Robert Burton, the physician and authour, sits down this week with the Brainiac bookclub to discuss some of the ideas encapsulated in his most recent book A Skeptic's Guide to the Mind: What Neuroscience Can and Cannot Tell Us About Ourselves.
Walk into any commercial book store today and you'll find tables of titles dedicated to the brain. We have a deep fascination with trying to understand ourselves through this complex organ, but that fascination can also lead to field fetishism; an exaggeration of the importance of neuroscience in defining the human condition.
Between brain folds, our bodies, and the universe at large there's much more to the story of who we are and how the world works than neuroscientifically reductionist thought might have you know.
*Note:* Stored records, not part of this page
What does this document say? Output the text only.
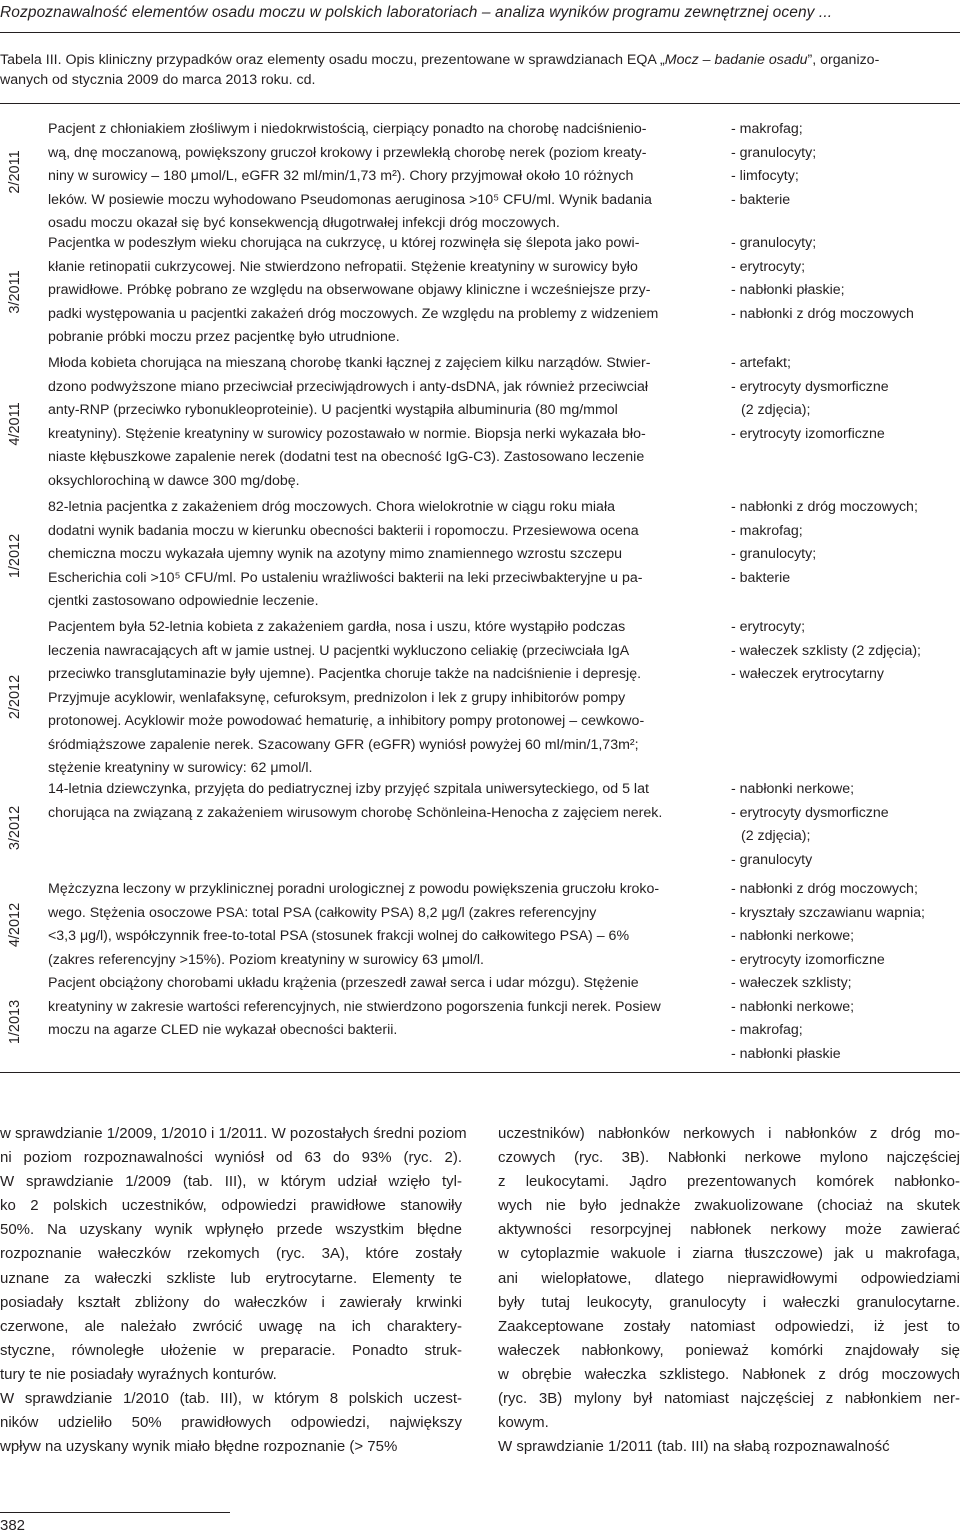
Rozpoznawalność elementów osadu moczu w polskich laboratoriach – analiza wyników programu zewnętrznej oceny ...
Tabela III. Opis kliniczny przypadków oraz elementy osadu moczu, prezentowane w sprawdzianach EQA „Mocz – badanie osadu”, organizo-
wanych od stycznia 2009 do marca 2013 roku. cd.
2/2011
Pacjent z chłoniakiem złośliwym i niedokrwistością, cierpiący ponadto na chorobę nadciśnienio-
wą, dnę moczanową, powiększony gruczoł krokowy i przewlekłą chorobę nerek (poziom kreaty-
niny w surowicy – 180 μmol/L, eGFR 32 ml/min/1,73 m²). Chory przyjmował około 10 różnych
leków. W posiewie moczu wyhodowano Pseudomonas aeruginosa >10⁵ CFU/ml. Wynik badania
osadu moczu okazał się być konsekwencją długotrwałej infekcji dróg moczowych.
- makrofag;
- granulocyty;
- limfocyty;
- bakterie
3/2011
Pacjentka w podeszłym wieku chorująca na cukrzycę, u której rozwinęła się ślepota jako powi-
kłanie retinopatii cukrzycowej. Nie stwierdzono nefropatii. Stężenie kreatyniny w surowicy było
prawidłowe. Próbkę pobrano ze względu na obserwowane objawy kliniczne i wcześniejsze przy-
padki występowania u pacjentki zakażeń dróg moczowych. Ze względu na problemy z widzeniem
pobranie próbki moczu przez pacjentkę było utrudnione.
- granulocyty;
- erytrocyty;
- nabłonki płaskie;
- nabłonki z dróg moczowych
4/2011
Młoda kobieta chorująca na mieszaną chorobę tkanki łącznej z zajęciem kilku narządów. Stwier-
dzono podwyższone miano przeciwciał przeciwjądrowych i anty-dsDNA, jak również przeciwciał
anty-RNP (przeciwko rybonukleoproteinie). U pacjentki wystąpiła albuminuria (80 mg/mmol
kreatyniny). Stężenie kreatyniny w surowicy pozostawało w normie. Biopsja nerki wykazała bło-
niaste kłębuszkowe zapalenie nerek (dodatni test na obecność IgG-C3). Zastosowano leczenie
oksychlorochiną w dawce 300 mg/dobę.
- artefakt;
- erytrocyty dysmorficzne
(2 zdjęcia);
- erytrocyty izomorficzne
1/2012
82-letnia pacjentka z zakażeniem dróg moczowych. Chora wielokrotnie w ciągu roku miała
dodatni wynik badania moczu w kierunku obecności bakterii i ropomoczu. Przesiewowa ocena
chemiczna moczu wykazała ujemny wynik na azotyny mimo znamiennego wzrostu szczepu
Escherichia coli >10⁵ CFU/ml. Po ustaleniu wrażliwości bakterii na leki przeciwbakteryjne u pa-
cjentki zastosowano odpowiednie leczenie.
- nabłonki z dróg moczowych;
- makrofag;
- granulocyty;
- bakterie
2/2012
Pacjentem była 52-letnia kobieta z zakażeniem gardła, nosa i uszu, które wystąpiło podczas
leczenia nawracających aft w jamie ustnej. U pacjentki wykluczono celiakię (przeciwciała IgA
przeciwko transglutaminazie były ujemne). Pacjentka choruje także na nadciśnienie i depresję.
Przyjmuje acyklowir, wenlafaksynę, cefuroksym, prednizolon i lek z grupy inhibitorów pompy
protonowej. Acyklowir może powodować hematurię, a inhibitory pompy protonowej – cewkowo-
śródmiąższowe zapalenie nerek. Szacowany GFR (eGFR) wyniósł powyżej 60 ml/min/1,73m²;
stężenie kreatyniny w surowicy: 62 μmol/l.
- erytrocyty;
- wałeczek szklisty (2 zdjęcia);
- wałeczek erytrocytarny
3/2012
14-letnia dziewczynka, przyjęta do pediatrycznej izby przyjęć szpitala uniwersyteckiego, od 5 lat
chorująca na związaną z zakażeniem wirusowym chorobę Schönleina-Henocha z zajęciem nerek.
- nabłonki nerkowe;
- erytrocyty dysmorficzne
(2 zdjęcia);
- granulocyty
4/2012
Mężczyzna leczony w przyklinicznej poradni urologicznej z powodu powiększenia gruczołu kroko-
wego. Stężenia osoczowe PSA: total PSA (całkowity PSA) 8,2 μg/l (zakres referencyjny
<3,3 μg/l), współczynnik free-to-total PSA (stosunek frakcji wolnej do całkowitego PSA) – 6%
(zakres referencyjny >15%). Poziom kreatyniny w surowicy 63 μmol/l.
- nabłonki z dróg moczowych;
- kryształy szczawianu wapnia;
- nabłonki nerkowe;
- erytrocyty izomorficzne
1/2013
Pacjent obciążony chorobami układu krążenia (przeszedł zawał serca i udar mózgu). Stężenie
kreatyniny w zakresie wartości referencyjnych, nie stwierdzono pogorszenia funkcji nerek. Posiew
moczu na agarze CLED nie wykazał obecności bakterii.
- wałeczek szklisty;
- nabłonki nerkowe;
- makrofag;
- nabłonki płaskie
w sprawdzianie 1/2009, 1/2010 i 1/2011. W pozostałych średni poziom
ni poziom rozpoznawalności wyniósł od 63 do 93% (ryc. 2).
W sprawdzianie 1/2009 (tab. III), w którym udział wzięło tyl-
ko 2 polskich uczestników, odpowiedzi prawidłowe stanowiły
50%. Na uzyskany wynik wpłynęło przede wszystkim błędne
rozpoznanie wałeczków rzekomych (ryc. 3A), które zostały
uznane za wałeczki szkliste lub erytrocytarne. Elementy te
posiadały kształt zbliżony do wałeczków i zawierały krwinki
czerwone, ale należało zwrócić uwagę na ich charaktery-
styczne, równoległe ułożenie w preparacie. Ponadto struk-
tury te nie posiadały wyraźnych konturów.
W sprawdzianie 1/2010 (tab. III), w którym 8 polskich uczest-
ników udzieliło 50% prawidłowych odpowiedzi, największy
wpływ na uzyskany wynik miało błędne rozpoznanie (> 75%
uczestników) nabłonków nerkowych i nabłonków z dróg mo-
czowych (ryc. 3B). Nabłonki nerkowe mylono najczęściej
z leukocytami. Jądro prezentowanych komórek nabłonko-
wych nie było jednakże zwakuolizowane (chociaż na skutek
aktywności resorpcyjnej nabłonek nerkowy może zawierać
w cytoplazmie wakuole i ziarna tłuszczowe) jak u makrofaga,
ani wielopłatowe, dlatego nieprawidłowymi odpowiedziami
były tutaj leukocyty, granulocyty i wałeczki granulocytarne.
Zaakceptowane zostały natomiast odpowiedzi, iż jest to
wałeczek nabłonkowy, ponieważ komórki znajdowały się
w obrębie wałeczka szklistego. Nabłonek z dróg moczowych
(ryc. 3B) mylony był natomiast najczęściej z nabłonkiem ner-
kowym.
W sprawdzianie 1/2011 (tab. III) na słabą rozpoznawalność
382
There's a business to be made from bottling our brains and selling its stories as truths of our time. In A Skeptic's Guide to the Mind: What Neuroscience Can and Cannot Tell Us About Ourselves, Burton takes a critical look at current research and key assumptions in how our brains make us who we are, then offers suggestions on how to look at what neuroscience has to offer.
In this clip Burton discusses differences between the brain and the mind, and describes how involuntary thoughts come to rise into consciousness. These are topics he has written about from different angles in Skeptics Guide and his other nonfiction title On Being Certain: Believing You Are Right Even When You're Not.